Led ZeppelinIl celebre gruppo rock dei Led Zeppelin ha recentemente annunciato che il 3 giugno prossimo saranno lanciate in tutto il Mondo le riedizioni dei primi tre album della band, “Led Zeppelin”, “Led Zeppelin II” e “Led Zeppelin III”. I dischi, ancor oggi ascoltati da migliaia di estimatori ed esperti di musica, verranno riproposti in versioni rimasterizzate curate direttamente dal chitarrista e compositore Jimmy Page, fondatore della band. L’operazione fa parte di un programma più vasto che prevede la riedizione dei nove album realizzati in studio dal mitico quartetto britannico con l’aggiunta di altri dischi di inediti.

La leggendaria band dal nome di un dirigibile ha contribuito notevolmente all’evoluzione del rock, attingendo inizialmente dal repertorio blues e rock-blues degli anni ‘50 e ‘60 e successivamente dal folk e dalla musica orientale.

Oltre a Page, del gruppo hanno fatto parte Robert Plant alla voce e all’armonica, John Paul Jones alle tastiere e al basso e John “Bonzo” Bonham alla batteria e percussioni. La formazione non ha subito alcun mutamento fino al 1980, anno della morte dello stesso Bonham e del conseguente scioglimento della band. L’album d’esordio, “Led Zeppelin”, pubblicato nel 1969, è costituito da inediti che miscelano blues, rock, folk e da cover di brani blues. Del disco fanno parte brani di successo come “Good times bad times”, “Communication break down” e “Dazed and Confused”, i cui riff resteranno per sempre nella storia della musica rock.
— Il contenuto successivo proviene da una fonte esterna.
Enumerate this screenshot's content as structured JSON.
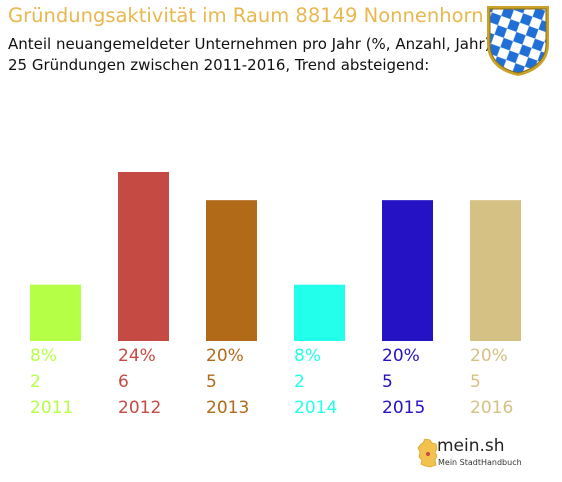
{
  "header": {
    "title": "Gründungsaktivität im Raum 88149 Nonnenhorn",
    "subtitle_line1": "Anteil neuangemeldeter Unternehmen pro Jahr (%, Anzahl, Jahr)",
    "subtitle_line2": "25 Gründungen zwischen 2011-2016, Trend absteigend:"
  },
  "coat_of_arms": {
    "icon": "bavarian-lozenge-coat-of-arms-icon",
    "colors": {
      "blue": "#1f6fd6",
      "white": "#ffffff",
      "gold": "#c9a227"
    }
  },
  "chart_data": {
    "type": "bar",
    "categories": [
      "2011",
      "2012",
      "2013",
      "2014",
      "2015",
      "2016"
    ],
    "values": [
      2,
      6,
      5,
      2,
      5,
      5
    ],
    "percent_labels": [
      "8%",
      "24%",
      "20%",
      "8%",
      "20%",
      "20%"
    ],
    "count_labels": [
      "2",
      "6",
      "5",
      "2",
      "5",
      "5"
    ],
    "colors": [
      "#b5ff47",
      "#c54a44",
      "#b06a18",
      "#22ffea",
      "#2412c4",
      "#d5c184"
    ],
    "ylim": [
      0,
      6
    ],
    "grid": false,
    "legend": "none"
  },
  "branding": {
    "name": "mein.sh",
    "tagline": "Mein StadtHandbuch",
    "icon": "germany-map-icon"
  }
}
In particolare, “Dazed and confused” è celebre soprattutto perché, nella parte centrale, Page ha utilizzato l’archetto del violino per suonare la chitarra.

Nello stesso anno è uscito “Led Zeppelin II”, contraddistinto da sonorità hard rock. Celeberrimo il brano d’apertura “Whole Lotta Love”, che inizia con un riff di chitarra deciso e aggressivo, utilizzato ancor oggi per sigle e stacchetti musicali. Il trionfo dell’album è stato immenso, tant’è che “Led Zeppelin II”, ha scalzato dalla vetta delle chart “Abbey Road” dei Beatles e ha venduto, in soli sei mesi, ben tre milioni di copie.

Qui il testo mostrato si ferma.